Il passaggio alla tv digitale sta in effetti liberando frequenze anche da noi. Tanto che il governo si è impegnato con l’Ue ad assegnarne 5 a nuovi operatori. Ma non si sa quali saranno, e non si sa quando questa assegnazione si farà. In compenso quello che si sa è che di soldi ne porterà pochi o niente. Intanto il 2012 si avvicina. Per quella data tutto il sistema tv italiano sarà digitalizzato. E soprattutto a quella data scade la promessa del viceministro per le Comunicazioni Paolo Romani di garantire almeno 2 mega di banda a tutti gli italiani. Solo 24 mesi per coprire il divario digitale che penalizza il 15% degli italiani e una vasta parte dei 4 milioni di imprese collegando in fibra ottica un migliaio di centrali Telecom oggi connesse solo in rame. I soldi pubblici, i famosi 800 milioni, ancora non ricompaiono. E la banda larga mobile potrebbe a questo punto essere l’ultimo treno da non perdere.
Lo stato dell’arte è quanto mai confuso. Lo scorso aprile l’AgCom ha pubblicato una delibera per stabilire che lo switch off avrebbe liberato ben 5 frequenze. Per farlo ha tolto, rispetto alle decisioni precedenti, una frequenza ciascuno a Rai, Mediaset e Telecom Italia (Rai e Mediaset scendono da 5 a 4, Telecom Italia da 4 a 3, e Bernabè ha su questo fatto ricorso al Tar impugnando il fatto di aver subito un taglio pari a quello dei due incumbent pur avendo una quota di mercato tv infinitamente più piccola). Nella stessa delibera ha già stabilito che l’assegnazione di questo dividendo digitale avverrà con una asta competitiva ma con un beauty contest, i cui criteri sono però ancora da definire. Con questa prima decisione, inviata subito a Bruxelles, Roma è riuscita a ”congelare’ la procedura di infrazione che pende sull’Italia grazie alla legge Gasparri. Delle 5 frequenze, alle prime 3 potranno concorrere solo operatori nuovi entranti. Le ultime due sono invece aperte a tutti e potranno concorrere anche Rai e Mediaset.
Mancano ora i criteri della gara. L’AgCom ha preparato un documento tuttora in consultazione pubblica. Secondo questo documento l’assegnazione dovrà tener conto anche ma non solo, anzi non soprattutto, dell’offerta economica: l’eventuale rilancio rispetto al valore base (ancora da stabilire) sarà apprezzato, ma conteranno di più criteri come «la diffusione di contenuti di buona qualità».

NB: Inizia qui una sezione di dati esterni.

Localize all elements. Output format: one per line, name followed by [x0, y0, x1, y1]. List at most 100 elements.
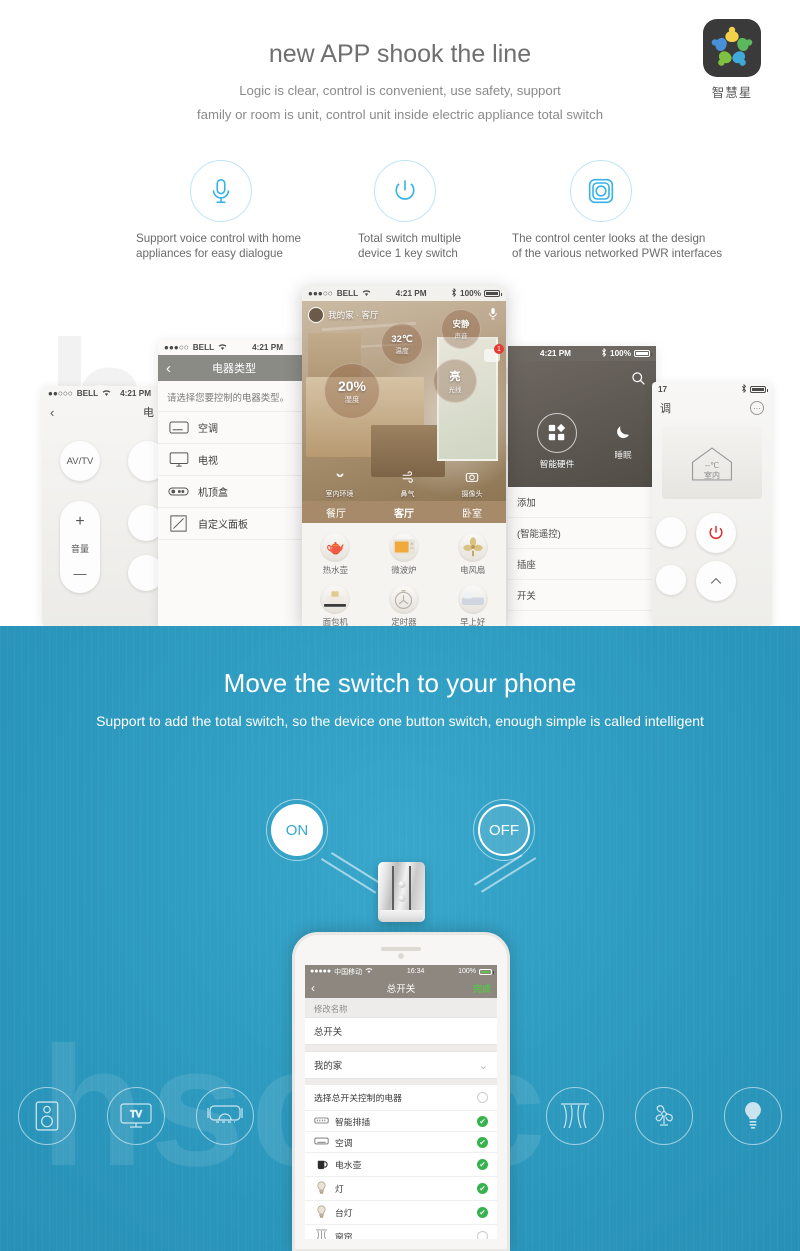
list-item[interactable]: 开关 — [508, 580, 656, 611]
home-select-value: 我的家 — [314, 1060, 343, 1071]
feature-caption: Total switch multiple device 1 key switc… — [358, 232, 462, 260]
notification-chip[interactable]: 1 — [484, 344, 504, 362]
tab-dining-room[interactable]: 餐厅 — [326, 505, 346, 520]
volume-stepper[interactable]: + 音量 — — [60, 501, 100, 593]
device-cell[interactable]: 早上好 — [439, 581, 506, 626]
device-row[interactable]: 智能排插 ✔ — [305, 1111, 497, 1132]
list-item-label: 电视 — [198, 456, 218, 467]
numeric-button-3[interactable] — [128, 505, 162, 541]
phone-smart-hardware: 4:21 PM 100% 智能硬件 睡眠 添加 (智能遥控) 插座 开关 — [508, 346, 656, 626]
remote-nav: ‹ 电 — [42, 401, 162, 423]
tile-smart-hardware[interactable]: 智能硬件 — [526, 413, 588, 470]
timer-icon — [388, 584, 419, 614]
tile-sleep[interactable]: 睡眠 — [600, 423, 646, 461]
status-badge: 1 — [494, 344, 504, 354]
device-cell[interactable]: 电风扇 — [439, 529, 506, 579]
list-item[interactable]: 空调 — [158, 411, 310, 443]
list-item[interactable] — [158, 539, 310, 571]
off-button[interactable]: OFF — [478, 804, 530, 856]
nav-title: 总开关 — [386, 984, 416, 995]
list-item[interactable]: 添加 — [508, 487, 656, 518]
temperature-bubble[interactable]: 32℃ 温度 — [381, 323, 423, 365]
bubble-value: 亮 — [449, 371, 461, 383]
tab-living-room[interactable]: 客厅 — [394, 505, 414, 520]
battery-icon — [484, 290, 502, 297]
tab-bedroom[interactable]: 卧室 — [462, 505, 482, 520]
device-cell[interactable]: 🫖 热水壶 — [302, 529, 369, 579]
list-item[interactable]: 自定义面板 — [158, 507, 310, 539]
device-row[interactable]: 电水壶 ✔ — [305, 1153, 497, 1177]
volume-up-button[interactable]: + — [75, 513, 84, 531]
mode-button[interactable] — [656, 517, 686, 547]
wifi-icon — [365, 967, 373, 976]
microwave-icon — [388, 532, 419, 562]
carrier-label: 中国移动 — [334, 968, 363, 976]
avtv-button[interactable]: AV/TV — [60, 441, 100, 481]
status-bar: ●●○○○ BELL 4:21 PM — [42, 386, 162, 401]
select-all-checkbox[interactable] — [477, 1092, 488, 1103]
device-row[interactable]: 窗帘 — [305, 1225, 497, 1239]
phone-ac-remote: 17 调 ··· --℃ 室内 — [652, 382, 772, 626]
device-row[interactable]: 空调 ✔ — [305, 1132, 497, 1153]
list-item[interactable]: 电视 — [158, 443, 310, 475]
device-cell[interactable]: 微波炉 — [371, 529, 438, 579]
footer-item-indoor[interactable]: 室内环境 — [326, 470, 354, 499]
temp-up-button[interactable] — [696, 561, 736, 601]
list-item[interactable]: (智能遥控) — [508, 518, 656, 549]
nav-bar: ‹ 电器类型 — [158, 355, 310, 381]
status-time: 4:21 PM — [252, 343, 284, 352]
done-button[interactable]: 完成 — [473, 982, 491, 995]
device-checkbox[interactable]: ✔ — [477, 1207, 488, 1218]
device-cell[interactable]: 定时器 — [371, 581, 438, 626]
curtain-icon — [314, 1228, 329, 1239]
footer-item-air[interactable]: 鼻气 — [401, 470, 415, 499]
back-button[interactable]: ‹ — [50, 405, 54, 420]
footer-item-camera[interactable]: 摄像头 — [462, 470, 483, 499]
name-input[interactable]: 总开关 — [305, 1017, 497, 1045]
hero-section: hsccc 智慧星 new APP shook the line Logic i… — [0, 0, 800, 626]
footer-item-label: 摄像头 — [461, 491, 483, 498]
device-checkbox[interactable]: ✔ — [477, 1115, 488, 1127]
sound-bubble[interactable]: 安静 声音 — [441, 309, 481, 349]
device-row[interactable]: 台灯 ✔ — [305, 1201, 497, 1225]
list-item[interactable]: 机顶盒 — [158, 475, 310, 507]
on-button[interactable]: ON — [271, 804, 323, 856]
list-item[interactable]: 插座 — [508, 549, 656, 580]
device-cell[interactable]: 面包机 — [302, 581, 369, 626]
power-button[interactable] — [696, 513, 736, 553]
earpiece — [381, 947, 421, 951]
carrier-label: BELL — [192, 343, 215, 352]
humidity-bubble[interactable]: 20% 湿度 — [324, 363, 380, 419]
fan-speed-button[interactable] — [656, 565, 686, 595]
power-icon — [374, 160, 436, 222]
device-checkbox[interactable]: ✔ — [477, 1159, 488, 1170]
list-item-label: 自定义面板 — [198, 520, 248, 531]
volume-down-button[interactable]: — — [74, 566, 87, 581]
channel-button[interactable] — [128, 441, 162, 481]
numeric-button-1[interactable] — [128, 555, 162, 591]
status-time: 4:21 PM — [120, 389, 152, 398]
grid-icon — [537, 413, 577, 453]
device-checkbox[interactable]: ✔ — [477, 1136, 488, 1148]
microphone-icon[interactable] — [488, 307, 498, 326]
home-select[interactable]: 我的家 ⌄ — [305, 1051, 497, 1079]
signal-dots: ●●●○○ — [308, 289, 333, 298]
back-button[interactable]: ‹ — [311, 981, 315, 995]
device-checkbox[interactable]: ✔ — [477, 1183, 488, 1194]
search-icon[interactable] — [631, 371, 646, 391]
more-icon[interactable]: ··· — [750, 401, 764, 415]
device-row[interactable]: 灯 ✔ — [305, 1177, 497, 1201]
light-bubble[interactable]: 亮 光线 — [433, 359, 477, 403]
fan-icon — [457, 532, 488, 562]
desk-lamp-icon — [314, 1205, 329, 1221]
master-switch-screen: ●●●●● 中国移动 16:34 100% ‹ 总开关 完成 修改名称 总开关 … — [305, 965, 497, 1239]
phone-master-switch: ●●●●● 中国移动 16:34 100% ‹ 总开关 完成 修改名称 总开关 … — [292, 932, 510, 1251]
status-bar: ●●●○○ BELL 4:21 PM 100% — [302, 286, 506, 301]
switch-panel-icon — [570, 160, 632, 222]
list-item-label: 机顶盒 — [198, 488, 228, 499]
speaker-icon — [18, 1087, 76, 1145]
wall-switch[interactable] — [378, 862, 425, 922]
device-checkbox[interactable] — [477, 1230, 488, 1239]
avatar[interactable] — [308, 307, 324, 323]
ac-display: --℃ 室内 — [662, 425, 762, 499]
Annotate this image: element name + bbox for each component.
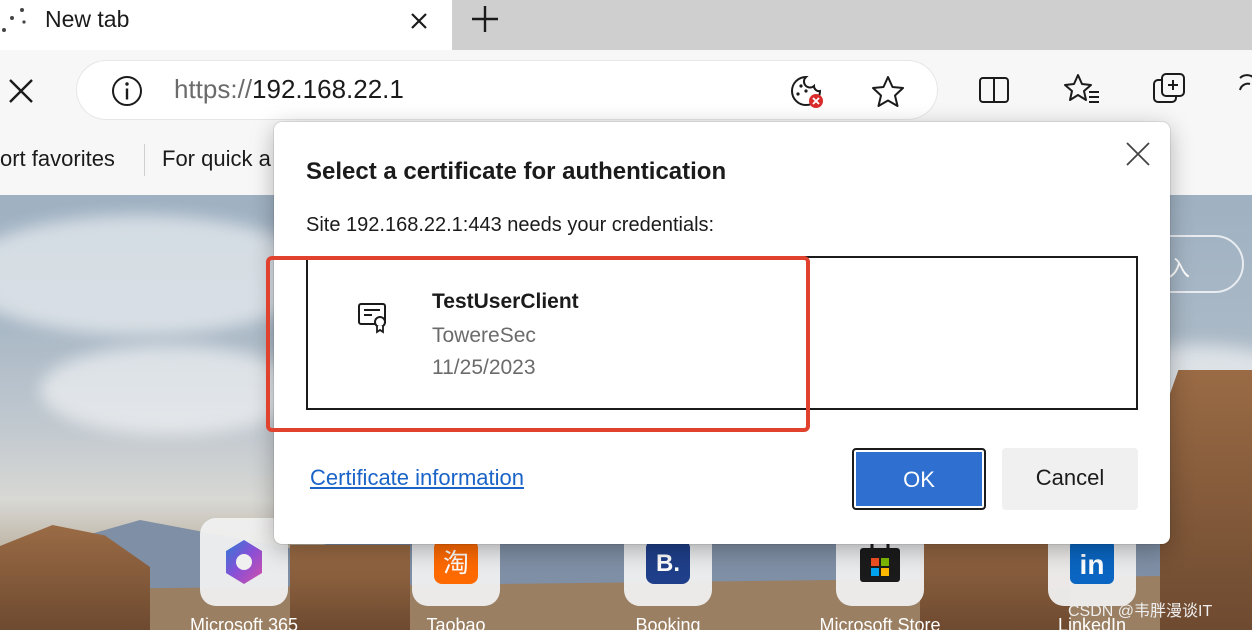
- favorites-separator: [144, 144, 145, 176]
- star-icon[interactable]: [869, 73, 907, 111]
- dialog-subtitle: Site 192.168.22.1:443 needs your credent…: [306, 214, 715, 236]
- url-host: 192.168.22.1: [252, 74, 404, 104]
- quick-link-label: Microsoft Store: [819, 615, 941, 630]
- split-screen-icon[interactable]: [974, 70, 1014, 110]
- copilot-icon[interactable]: [1236, 70, 1252, 110]
- svg-text:in: in: [1080, 549, 1105, 580]
- microsoft-365-icon: [226, 540, 262, 584]
- cookie-blocked-icon[interactable]: [788, 73, 826, 111]
- ok-button[interactable]: OK: [852, 448, 986, 510]
- watermark: CSDN @韦胖漫谈IT: [1068, 603, 1213, 620]
- favorites-bar-hint[interactable]: For quick a: [162, 146, 271, 172]
- address-bar[interactable]: https://192.168.22.1: [76, 60, 938, 120]
- url-scheme: https://: [174, 74, 253, 104]
- certificate-dialog: Select a certificate for authentication …: [266, 122, 1170, 544]
- quick-link-label: Booking: [635, 615, 701, 630]
- certificate-information-link[interactable]: Certificate information: [310, 465, 524, 491]
- close-icon[interactable]: [404, 6, 434, 36]
- svg-text:B.: B.: [656, 550, 680, 577]
- svg-text:淘: 淘: [443, 549, 469, 579]
- quick-link-label: Microsoft 365: [189, 615, 299, 630]
- ruin-wall: [1160, 370, 1252, 630]
- favorites-icon[interactable]: [1062, 70, 1102, 110]
- loading-dots-icon: [2, 8, 26, 32]
- toolbar: https://192.168.22.1: [0, 50, 1252, 130]
- cancel-button[interactable]: Cancel: [1002, 448, 1138, 510]
- plus-icon[interactable]: [468, 2, 502, 36]
- tab-new-tab[interactable]: New tab: [0, 0, 452, 50]
- tab-strip: New tab: [0, 0, 1252, 50]
- dialog-title: Select a certificate for authentication: [306, 158, 727, 185]
- close-icon[interactable]: [1124, 140, 1152, 168]
- annotation-highlight-box: [266, 256, 810, 432]
- collections-icon[interactable]: [1150, 70, 1190, 110]
- quick-link-label: Taobao: [426, 615, 486, 630]
- url-text[interactable]: https://192.168.22.1: [174, 74, 404, 105]
- tab-title: New tab: [45, 6, 130, 32]
- cloud: [40, 345, 300, 435]
- info-icon[interactable]: [110, 74, 144, 108]
- favorites-bar-item[interactable]: ort favorites: [0, 146, 115, 172]
- stop-loading-icon[interactable]: [4, 74, 38, 108]
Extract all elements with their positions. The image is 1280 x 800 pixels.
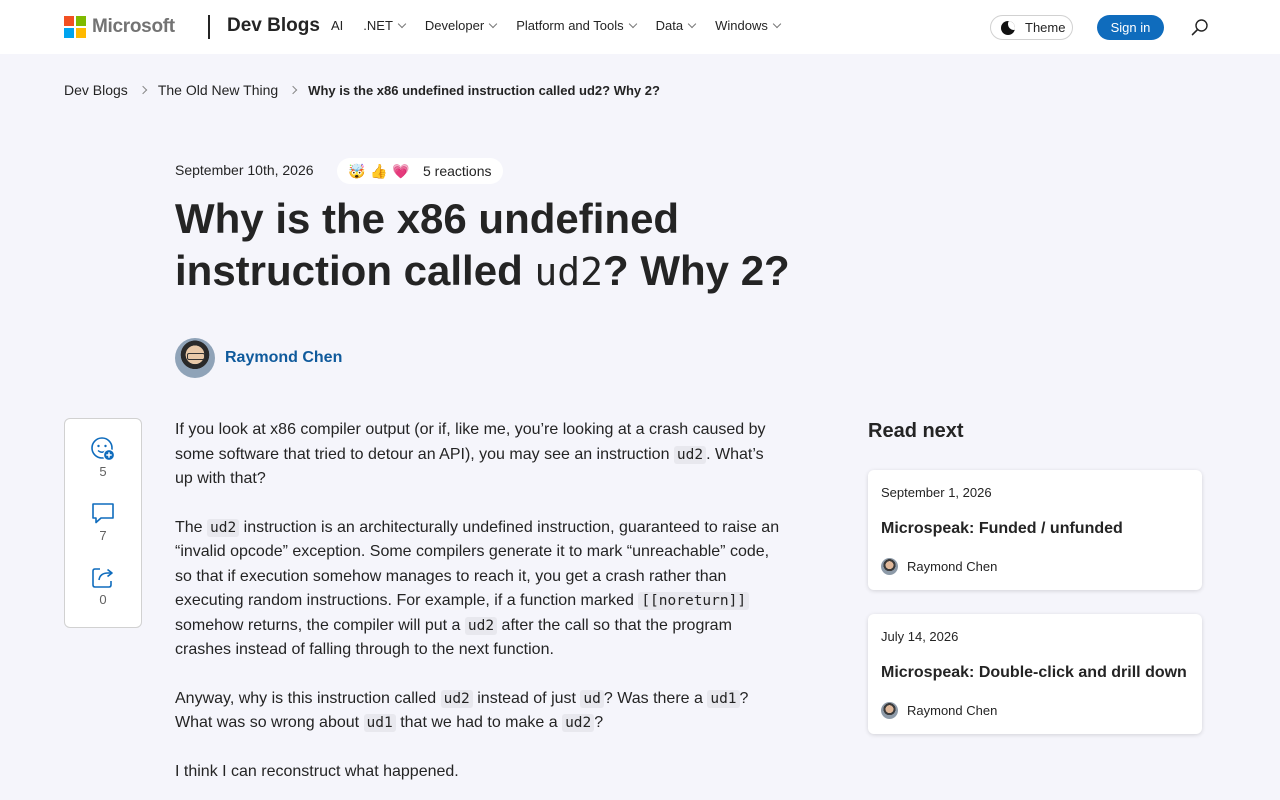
inline-code: ud2 <box>464 616 498 635</box>
breadcrumb-current: Why is the x86 undefined instruction cal… <box>308 82 660 98</box>
breadcrumb-dev-blogs[interactable]: Dev Blogs <box>64 82 128 98</box>
article-paragraph: The ud2 instruction is an architecturall… <box>175 518 780 658</box>
read-next-heading: Read next <box>868 420 964 442</box>
add-reaction-icon <box>91 437 116 462</box>
heart-emoji-icon: 💗 <box>392 163 410 179</box>
theme-toggle-button[interactable]: Theme <box>990 15 1073 40</box>
chevron-right-icon <box>288 85 298 95</box>
nav-item-label: AI <box>331 18 344 33</box>
main-nav: AI .NET Developer Platform and Tools Dat… <box>331 18 800 33</box>
inline-code: ud2 <box>207 518 240 537</box>
inline-code: ud2 <box>673 445 707 464</box>
avatar <box>881 702 898 719</box>
reactions-count: 5 <box>99 464 107 479</box>
card-author-name: Raymond Chen <box>907 559 998 574</box>
comment-icon <box>92 503 114 524</box>
title-text: ? Why 2? <box>603 247 790 294</box>
inline-code: ud <box>580 689 604 708</box>
chevron-down-icon <box>628 19 637 28</box>
post-date: September 10th, 2026 <box>175 162 314 178</box>
search-button[interactable] <box>1190 18 1210 38</box>
chevron-down-icon <box>397 19 407 28</box>
read-next-card[interactable]: July 14, 2026 Microspeak: Double-click a… <box>868 614 1202 734</box>
inline-code: ud1 <box>363 714 396 732</box>
chevron-right-icon <box>138 85 148 95</box>
card-title[interactable]: Microspeak: Double-click and drill down <box>881 664 1187 682</box>
title-code: ud2 <box>534 250 604 294</box>
read-next-card[interactable]: September 1, 2026 Microspeak: Funded / u… <box>868 470 1202 590</box>
search-icon <box>1191 19 1208 36</box>
nav-item-label: .NET <box>363 18 393 33</box>
card-author: Raymond Chen <box>881 558 997 575</box>
page-title: Why is the x86 undefined instruction cal… <box>175 193 815 298</box>
card-author: Raymond Chen <box>881 702 997 719</box>
microsoft-logo[interactable]: Microsoft <box>64 16 175 38</box>
post-actions-panel: 5 7 0 <box>64 418 142 628</box>
nav-item-data[interactable]: Data <box>655 18 697 33</box>
add-reaction-button[interactable]: 5 <box>65 436 141 479</box>
breadcrumb-old-new-thing[interactable]: The Old New Thing <box>158 82 278 98</box>
chevron-down-icon <box>488 19 498 28</box>
microsoft-wordmark: Microsoft <box>92 16 175 37</box>
theme-label: Theme <box>1025 20 1066 35</box>
card-date: July 14, 2026 <box>881 629 959 644</box>
reactions-count-label: 5 reactions <box>423 163 492 179</box>
share-icon <box>92 568 113 588</box>
avatar[interactable] <box>175 338 215 378</box>
card-title[interactable]: Microspeak: Funded / unfunded <box>881 520 1123 538</box>
site-name-link[interactable]: Dev Blogs <box>227 15 320 37</box>
nav-item-developer[interactable]: Developer <box>424 18 498 33</box>
avatar <box>881 558 898 575</box>
chevron-down-icon <box>687 19 697 28</box>
nav-item-platform-tools[interactable]: Platform and Tools <box>516 18 637 33</box>
nav-item-dotnet[interactable]: .NET <box>363 18 407 33</box>
sign-in-button[interactable]: Sign in <box>1097 15 1164 40</box>
microsoft-logo-icon <box>64 16 86 38</box>
exploding-head-emoji-icon: 🤯 <box>348 163 366 179</box>
thumbs-up-emoji-icon: 👍 <box>370 163 388 179</box>
moon-icon <box>1001 20 1015 35</box>
author-link[interactable]: Raymond Chen <box>225 349 342 367</box>
shares-count: 0 <box>99 592 107 607</box>
chevron-down-icon <box>772 19 782 28</box>
comments-button[interactable]: 7 <box>65 500 141 543</box>
inline-code: [[noreturn]] <box>638 592 750 610</box>
reactions-summary[interactable]: 🤯 👍 💗 5 reactions <box>337 158 504 184</box>
breadcrumb: Dev Blogs The Old New Thing Why is the x… <box>64 82 660 98</box>
article-paragraph: Anyway, why is this instruction called u… <box>175 689 749 732</box>
share-button[interactable]: 0 <box>65 564 141 607</box>
article-body: If you look at x86 compiler output (or i… <box>175 418 780 800</box>
nav-item-label: Windows <box>715 18 768 33</box>
nav-item-label: Platform and Tools <box>516 18 624 33</box>
card-author-name: Raymond Chen <box>907 703 998 718</box>
inline-code: ud2 <box>562 714 595 732</box>
nav-item-label: Developer <box>424 18 485 33</box>
nav-item-ai[interactable]: AI <box>331 18 343 33</box>
comments-count: 7 <box>99 528 107 543</box>
inline-code: ud1 <box>707 689 740 708</box>
article-paragraph: I think I can reconstruct what happened. <box>175 762 459 780</box>
card-date: September 1, 2026 <box>881 485 992 500</box>
header-divider <box>208 15 210 39</box>
article-paragraph: If you look at x86 compiler output (or i… <box>175 421 766 487</box>
nav-item-windows[interactable]: Windows <box>715 18 782 33</box>
top-navigation-bar: Microsoft Dev Blogs AI .NET Developer Pl… <box>0 0 1280 54</box>
nav-item-label: Data <box>655 18 684 33</box>
post-author: Raymond Chen <box>175 338 342 378</box>
inline-code: ud2 <box>440 689 473 708</box>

Su chi vince un’asta non si possono fare polemiche: i numeri, anzi gli euro, parlano chiaro. Come possano invece essere valutati i contenuti di buona qualità introduce in un campo di completa arbitrarietà. E chi potrà partecipare alla gara se soggetti di peso internazionale sembrano in varo modo esclusi? Sky perché fino a fine 2011 non può controllare infrastrutture diverse dal satellite. Società delle reti come i francesi di Rtf o l’americana Crown Castle perché la loro offerta ovviamente non prevede i contenuti. «Non è un meccanismo partecipato e trasparente commenta Nicola D’Angelo, uno dei commissari AgCom che ha votato contro la delibera Non c’è chiarezza sufficiente su quali soggetti possano alla fine partecipare. Non si accenna all’assegnazione dei cosiddetti ”white space’, frequenze che fanno parte dello spettro in questione ma che non sono utilizzabili per la tv mentre potrebbero essere utilmente assegnate alle società telefoniche. E soprattutto non si fa menzione del Dvbh».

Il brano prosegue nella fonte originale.